A marketing partnership with finance helps ensure that branded companies allocate resources to the right geographic markets and to the right brands in the right market segments based on needs and opportunities. The real challenge for the CFO is making sure to focus on the things that will really make a difference. Finance is the filter to help us prioritize.
A Q2 2018 study by Deloitte (a global professional services company) of 172 CFOs showed that the CFO’s role had expanded to areas such as business planning, strategic planning, business technology, information, data management, purchasing, risk management, compliance and other operational aspects. the functions.

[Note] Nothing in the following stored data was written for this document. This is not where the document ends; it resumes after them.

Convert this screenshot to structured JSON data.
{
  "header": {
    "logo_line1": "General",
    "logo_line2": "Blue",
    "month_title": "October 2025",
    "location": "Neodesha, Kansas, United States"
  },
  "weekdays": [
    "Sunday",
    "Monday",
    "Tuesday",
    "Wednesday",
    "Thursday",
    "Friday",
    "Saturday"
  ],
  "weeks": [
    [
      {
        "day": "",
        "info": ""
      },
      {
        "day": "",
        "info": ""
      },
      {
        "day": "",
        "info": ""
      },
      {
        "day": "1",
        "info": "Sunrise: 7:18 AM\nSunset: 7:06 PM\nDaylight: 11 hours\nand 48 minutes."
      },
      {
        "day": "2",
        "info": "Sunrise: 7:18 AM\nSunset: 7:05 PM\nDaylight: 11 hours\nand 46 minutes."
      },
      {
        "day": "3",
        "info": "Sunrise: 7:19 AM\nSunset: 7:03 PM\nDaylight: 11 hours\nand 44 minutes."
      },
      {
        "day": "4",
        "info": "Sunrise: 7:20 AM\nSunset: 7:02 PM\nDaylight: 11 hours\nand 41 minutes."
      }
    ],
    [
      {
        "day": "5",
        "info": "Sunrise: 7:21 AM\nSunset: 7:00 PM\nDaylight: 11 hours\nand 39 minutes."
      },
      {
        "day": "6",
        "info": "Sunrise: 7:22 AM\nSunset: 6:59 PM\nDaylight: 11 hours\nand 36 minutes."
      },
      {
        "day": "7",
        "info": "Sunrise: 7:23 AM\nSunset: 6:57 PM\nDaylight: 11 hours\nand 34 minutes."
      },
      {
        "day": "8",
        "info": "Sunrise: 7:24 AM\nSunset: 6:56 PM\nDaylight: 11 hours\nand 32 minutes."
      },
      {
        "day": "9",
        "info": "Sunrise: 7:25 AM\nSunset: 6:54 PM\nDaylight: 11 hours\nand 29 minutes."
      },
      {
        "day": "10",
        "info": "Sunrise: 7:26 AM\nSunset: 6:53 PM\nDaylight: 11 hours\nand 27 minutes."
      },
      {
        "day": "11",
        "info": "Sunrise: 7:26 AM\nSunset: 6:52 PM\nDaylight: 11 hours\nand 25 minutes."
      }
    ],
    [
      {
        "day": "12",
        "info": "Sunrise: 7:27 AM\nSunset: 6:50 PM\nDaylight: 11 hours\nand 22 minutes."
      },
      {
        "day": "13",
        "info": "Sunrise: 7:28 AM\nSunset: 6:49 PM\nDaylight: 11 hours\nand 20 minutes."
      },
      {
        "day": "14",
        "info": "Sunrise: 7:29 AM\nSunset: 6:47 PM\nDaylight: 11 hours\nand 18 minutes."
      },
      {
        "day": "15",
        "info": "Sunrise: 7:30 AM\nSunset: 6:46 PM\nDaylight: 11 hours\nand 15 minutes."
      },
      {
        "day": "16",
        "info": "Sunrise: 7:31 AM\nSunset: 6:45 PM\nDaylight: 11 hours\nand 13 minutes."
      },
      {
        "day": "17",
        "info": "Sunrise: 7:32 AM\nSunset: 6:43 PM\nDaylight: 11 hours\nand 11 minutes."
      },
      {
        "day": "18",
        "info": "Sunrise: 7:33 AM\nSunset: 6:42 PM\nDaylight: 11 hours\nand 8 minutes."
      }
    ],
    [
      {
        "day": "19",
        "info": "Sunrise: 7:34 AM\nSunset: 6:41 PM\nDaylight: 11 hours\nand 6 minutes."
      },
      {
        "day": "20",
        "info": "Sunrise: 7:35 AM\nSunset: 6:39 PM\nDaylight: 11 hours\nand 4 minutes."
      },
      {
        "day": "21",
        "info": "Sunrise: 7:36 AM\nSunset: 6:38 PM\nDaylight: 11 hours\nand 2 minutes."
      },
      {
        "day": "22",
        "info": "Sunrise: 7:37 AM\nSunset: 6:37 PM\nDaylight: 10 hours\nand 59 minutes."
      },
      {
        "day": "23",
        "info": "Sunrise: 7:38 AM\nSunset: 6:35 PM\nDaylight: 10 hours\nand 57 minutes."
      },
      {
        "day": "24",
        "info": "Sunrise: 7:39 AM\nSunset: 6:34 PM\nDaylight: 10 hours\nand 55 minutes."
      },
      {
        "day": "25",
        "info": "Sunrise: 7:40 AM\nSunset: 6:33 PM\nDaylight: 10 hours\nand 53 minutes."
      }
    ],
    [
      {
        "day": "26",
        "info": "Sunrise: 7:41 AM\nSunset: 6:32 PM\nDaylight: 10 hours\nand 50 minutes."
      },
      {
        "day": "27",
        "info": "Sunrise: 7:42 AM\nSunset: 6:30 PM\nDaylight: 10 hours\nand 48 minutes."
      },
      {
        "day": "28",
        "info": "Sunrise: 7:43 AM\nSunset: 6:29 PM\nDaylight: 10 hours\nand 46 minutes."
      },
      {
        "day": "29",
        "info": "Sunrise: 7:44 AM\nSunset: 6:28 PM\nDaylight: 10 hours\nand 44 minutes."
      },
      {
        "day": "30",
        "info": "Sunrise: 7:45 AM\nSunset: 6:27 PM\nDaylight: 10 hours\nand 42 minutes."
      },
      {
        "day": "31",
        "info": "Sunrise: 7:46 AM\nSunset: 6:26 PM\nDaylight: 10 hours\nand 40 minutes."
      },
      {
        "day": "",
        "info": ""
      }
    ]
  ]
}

The coronavirus has added to the responsibilities of the chief financial officer. As one CFO described it, being on top of operations has become essential. CFOs, he said, learn quickly. CFOs need to be able to adapt quickly to changing circumstances. By using technology for things like forecasting, capital management, and efficiency across supply chains, finance is paving the way for organizations to become more data-driven. According to a company’s chief accounting officer and global controller, “we are able to leverage access to data and our functional expertise to help drive strategy and inform business decisions.”
In the future, brand business planning and financial processes must become so integrated that business management and brand management are inseparable thoughts. Revenue, cash flow, profit margins, ROI for all stakeholders depend on having strong, powerful, preferred and growing brands.
Beth Kaplan, Managing Director of the Center for Controllership, Deloitte & Touche LLP, said: “The added value that controllers and other financial leaders can deliver to their organizations comes from providing proactive and predictive information rather than historical information. transactional and reactional. “
Marketers are passionate about being the voice of customers for brands. Finance is the voice of fiscal conscience. CFOs and finance keep brands from straying on the wings of our hopes. Finance is the guiding and stimulating inner voice while marketing builds brand preference. Often these two voices contradict each other. It’s a healthy debate. Too often, passion can hinder the best strategies.
With the passionate conviction of branded business leaders combined with the awareness of strong financial discipline, branded businesses will move forward in generating profitable and sustainable growth.